Read is BufRead or not?

I have a function like this:

fn do_something(r: &mut Read) { ... }

Inside that function I need buffering to avoid small reads.

Currently I can do it like that:

let br = BufReader::new(r.by_ref());
work with br

In case r is already buffered I'm getting double buffering here.

So I need to wrap r in BufReader only if r is not yet buffered.

Is there any way to test if Read is buffered and cast it to BufRead?

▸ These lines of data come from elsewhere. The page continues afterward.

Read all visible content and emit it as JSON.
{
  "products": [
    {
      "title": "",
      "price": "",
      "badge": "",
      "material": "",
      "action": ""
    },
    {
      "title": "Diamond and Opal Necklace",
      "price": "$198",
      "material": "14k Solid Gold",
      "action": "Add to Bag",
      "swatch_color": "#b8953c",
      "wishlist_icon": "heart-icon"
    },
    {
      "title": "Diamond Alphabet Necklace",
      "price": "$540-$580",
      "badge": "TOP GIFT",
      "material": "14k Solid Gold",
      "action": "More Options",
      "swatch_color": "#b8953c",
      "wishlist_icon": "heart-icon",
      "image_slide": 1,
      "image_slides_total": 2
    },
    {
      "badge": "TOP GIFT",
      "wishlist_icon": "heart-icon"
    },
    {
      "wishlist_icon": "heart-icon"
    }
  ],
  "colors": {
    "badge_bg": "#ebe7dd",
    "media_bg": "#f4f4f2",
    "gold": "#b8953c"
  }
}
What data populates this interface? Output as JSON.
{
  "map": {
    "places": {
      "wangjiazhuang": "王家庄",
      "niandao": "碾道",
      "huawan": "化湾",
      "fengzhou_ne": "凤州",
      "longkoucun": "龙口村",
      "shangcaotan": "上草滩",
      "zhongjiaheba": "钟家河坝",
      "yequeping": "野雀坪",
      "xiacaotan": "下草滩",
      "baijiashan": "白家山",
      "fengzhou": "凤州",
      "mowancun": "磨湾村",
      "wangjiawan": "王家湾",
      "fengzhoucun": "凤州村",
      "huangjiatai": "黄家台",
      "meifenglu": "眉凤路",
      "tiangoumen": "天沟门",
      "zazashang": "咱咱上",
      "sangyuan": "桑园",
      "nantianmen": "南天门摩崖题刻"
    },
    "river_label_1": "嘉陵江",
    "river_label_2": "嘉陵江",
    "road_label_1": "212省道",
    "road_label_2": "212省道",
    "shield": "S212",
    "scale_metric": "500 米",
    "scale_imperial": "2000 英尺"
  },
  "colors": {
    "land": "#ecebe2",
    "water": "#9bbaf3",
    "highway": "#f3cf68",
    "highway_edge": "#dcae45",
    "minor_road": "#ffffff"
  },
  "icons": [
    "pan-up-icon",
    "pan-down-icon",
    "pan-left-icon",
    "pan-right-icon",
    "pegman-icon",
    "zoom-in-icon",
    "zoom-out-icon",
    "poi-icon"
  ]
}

My understanding is that trait Read lacks a function like that:

trait Read {
    ...
    // if `self` is `BufRead`, cast `self` to `BufRead`
    fn as_buffered(&mut self) -> Option<&mut BufRead> { None }
}

so I could write my code like this:

use std::io::*;

fn buffered(_r: &mut Read) -> Option<&mut BufRead> {
    // is it possible to implement it without patching rust std?
    ... cast or return None
}

fn do_something(read: &mut Read) {
    let mut buf_reader_holder;
    let buf_read;
    if buffered(read).is_some() {
        buf_read = buffered(read).unwrap();
    } else {
        buf_reader_holder = Some(BufReader::new(read));
        buf_read = buf_reader_holder.as_mut().unwrap();
    }
    // do the reading
    buf_read.lines();
}

fn main() {
    my_func(&mut stdin());
}

Moreover Read trait could provide a function like:

trait Read {
    ...
    // Buffered adapter does own buffering only if `self` is not already buffered
    fn buffered(&mut Stream) -> BufferedReadAdapter { ... }
}

Why can't I just take BufRead in the signature?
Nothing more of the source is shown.